Another option is to use Offset and limit parameter if we can get all pages using parameters e.g. offset=0 and limit=100offset=100 and limit=100, ... and so on.

The last option is to use Next page URL and specify a path to a JSON results property which contains the URL of the next page. For example, if REST API uses the HAL convention for specifying the next page URL then enter _links.next.href. If the property will not be specified then the Link header of the HTTP response will be checked if it contains a URL with the attribute rel="next".

It is recommended to use page or offset and limit parameters if possible as it will enable parallel REST API requests and will make the import faster.

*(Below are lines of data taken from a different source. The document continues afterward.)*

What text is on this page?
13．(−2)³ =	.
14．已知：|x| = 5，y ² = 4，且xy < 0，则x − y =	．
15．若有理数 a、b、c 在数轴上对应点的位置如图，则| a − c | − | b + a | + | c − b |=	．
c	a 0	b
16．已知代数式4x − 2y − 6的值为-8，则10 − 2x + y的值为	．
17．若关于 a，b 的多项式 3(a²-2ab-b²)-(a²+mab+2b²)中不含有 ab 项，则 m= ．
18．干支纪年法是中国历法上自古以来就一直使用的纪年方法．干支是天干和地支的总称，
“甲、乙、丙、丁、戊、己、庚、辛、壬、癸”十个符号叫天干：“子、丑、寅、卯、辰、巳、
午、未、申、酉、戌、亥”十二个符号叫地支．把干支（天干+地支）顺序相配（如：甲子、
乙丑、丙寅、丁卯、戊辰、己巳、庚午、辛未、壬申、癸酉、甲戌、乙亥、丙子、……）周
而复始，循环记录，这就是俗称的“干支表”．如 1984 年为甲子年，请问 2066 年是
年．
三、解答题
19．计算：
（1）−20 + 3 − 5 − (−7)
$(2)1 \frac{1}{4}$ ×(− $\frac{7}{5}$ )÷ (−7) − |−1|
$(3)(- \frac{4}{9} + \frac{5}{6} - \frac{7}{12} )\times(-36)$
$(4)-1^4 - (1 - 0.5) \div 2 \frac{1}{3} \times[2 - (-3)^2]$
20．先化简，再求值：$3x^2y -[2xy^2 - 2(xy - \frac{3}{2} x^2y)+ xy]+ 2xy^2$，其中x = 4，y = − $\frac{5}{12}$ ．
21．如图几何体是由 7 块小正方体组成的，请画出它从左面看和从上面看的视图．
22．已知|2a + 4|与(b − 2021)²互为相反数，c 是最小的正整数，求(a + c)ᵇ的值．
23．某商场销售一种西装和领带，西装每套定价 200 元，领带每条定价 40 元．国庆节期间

Next, we need to specify if and how the requests should be authenticated in Authentication parameters. You can use simple Basic authentication and provide username and password or specify authentication HTTP header name and value, as well as use OAuth 1.0a or OAuth 2.0 authentication. If you need to use OAuth authentication then typically you will need to register eazyBI as consumer / client in the provider application.

In this example GitHub uses OAuth 2.0 for their REST API authentication. At first we need to register eazyBI application in our GitHub account settings / Applications:

Please specify there Authorization callback URL as Redirect URL that you see in eazyBI REST API source parameters page.

After registration you will get your application Client ID and Client Secret - please paste them in eazyBI REST API source parameters page corresponding fields.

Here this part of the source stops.